Im April 2020 sind so gut wie keine neuen Arbeitslosen dazugekommen, die Lage hat sich also stabilisiert. Doch leider bleibt die Zahl der Personen, die es aus der Arbeitslosigkeit in die Beschäftigung schaffen, auch auf einem deutlich niedrigeren Niveau als im Vorjahr. Die Zahl dieser Abgänge aus der Arbeitslosigkeit, lag im März 2019 noch bei etwa 120.000 Personen, im März 2020 waren es nur noch 75.000, um rund 38 Prozent weniger.
Aber was ist die Folge dieser stark gesunkenen Dynamik bei den neuen Stellen? Die folgende Grafik zeigt, dass die Arbeitslosenquote stark steigt, wenn neue Jobs noch länger seltener entstehen als in normalen Zeiten.

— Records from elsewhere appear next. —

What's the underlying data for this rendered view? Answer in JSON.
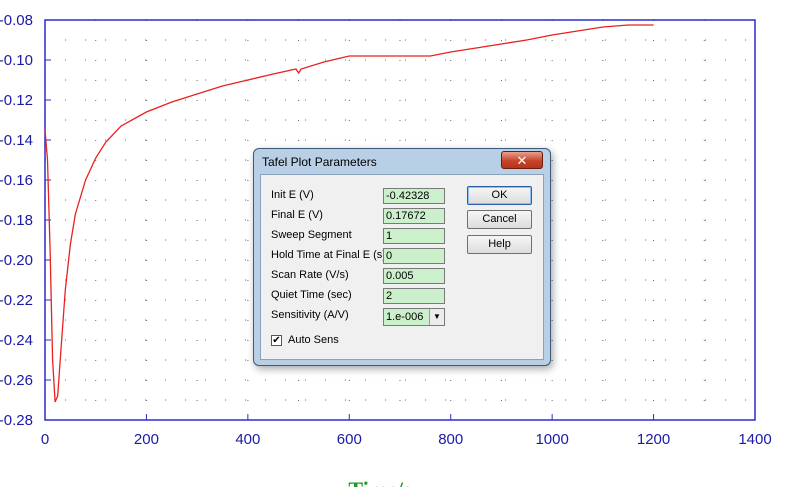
{
  "chart_data": {
    "type": "line",
    "xlabel": "Time/s",
    "ylabel": "",
    "xlim": [
      0,
      1400
    ],
    "ylim": [
      -0.28,
      -0.08
    ],
    "x_ticks": [
      "0",
      "200",
      "400",
      "600",
      "800",
      "1000",
      "1200",
      "1400"
    ],
    "y_ticks": [
      "-0.08",
      "-0.10",
      "-0.12",
      "-0.14",
      "-0.16",
      "-0.18",
      "-0.20",
      "-0.22",
      "-0.24",
      "-0.26",
      "-0.28"
    ],
    "grid": "dotted",
    "series": [
      {
        "color": "#e8211e",
        "x": [
          0,
          5,
          10,
          15,
          20,
          25,
          30,
          40,
          50,
          60,
          80,
          100,
          120,
          150,
          200,
          250,
          300,
          350,
          400,
          450,
          495,
          500,
          505,
          550,
          600,
          650,
          700,
          760,
          800,
          850,
          900,
          950,
          1000,
          1050,
          1100,
          1150,
          1200
        ],
        "y": [
          -0.135,
          -0.15,
          -0.195,
          -0.25,
          -0.271,
          -0.268,
          -0.25,
          -0.215,
          -0.192,
          -0.177,
          -0.16,
          -0.149,
          -0.141,
          -0.133,
          -0.126,
          -0.121,
          -0.117,
          -0.113,
          -0.11,
          -0.107,
          -0.1045,
          -0.1065,
          -0.1045,
          -0.101,
          -0.098,
          -0.098,
          -0.098,
          -0.098,
          -0.096,
          -0.094,
          -0.092,
          -0.09,
          -0.0875,
          -0.0855,
          -0.0835,
          -0.0825,
          -0.0825
        ]
      }
    ]
  },
  "dialog": {
    "title": "Tafel Plot Parameters",
    "close_label": "✕",
    "fields": [
      {
        "label": "Init E (V)",
        "value": "-0.42328"
      },
      {
        "label": "Final E (V)",
        "value": "0.17672"
      },
      {
        "label": "Sweep Segment",
        "value": "1"
      },
      {
        "label": "Hold Time at Final E (s)",
        "value": "0"
      },
      {
        "label": "Scan Rate (V/s)",
        "value": "0.005"
      },
      {
        "label": "Quiet Time (sec)",
        "value": "2"
      }
    ],
    "sensitivity": {
      "label": "Sensitivity (A/V)",
      "value": "1.e-006"
    },
    "auto_sens": {
      "label": "Auto Sens",
      "checked": true
    },
    "buttons": {
      "ok": "OK",
      "cancel": "Cancel",
      "help": "Help"
    }
  }
}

Wenn weiterhin so wenige Menschen aus der Arbeitslosigkeit herauskommen wie zuletzt, dann wird die Arbeitslosigkeit trotz der teuren Kurzarbeit weiter stark zunehmen. Selbst wenn sich die Jobverluste künftig so entwickeln wie im Jahr vor der Corona-Krise, würde in diesem Fall die Arbeitslosenquote bis Ende 2020 auf über 17 Prozent steigen. Und zwar nur weil weniger neue Jobs geschaffen werden. In alternativen Szenarios steigt die Arbeitslosenquote bis Ende des Jahres auf über 14 Prozent bzw. bis 19 Prozent, je nach Annahmen über neue Jobs.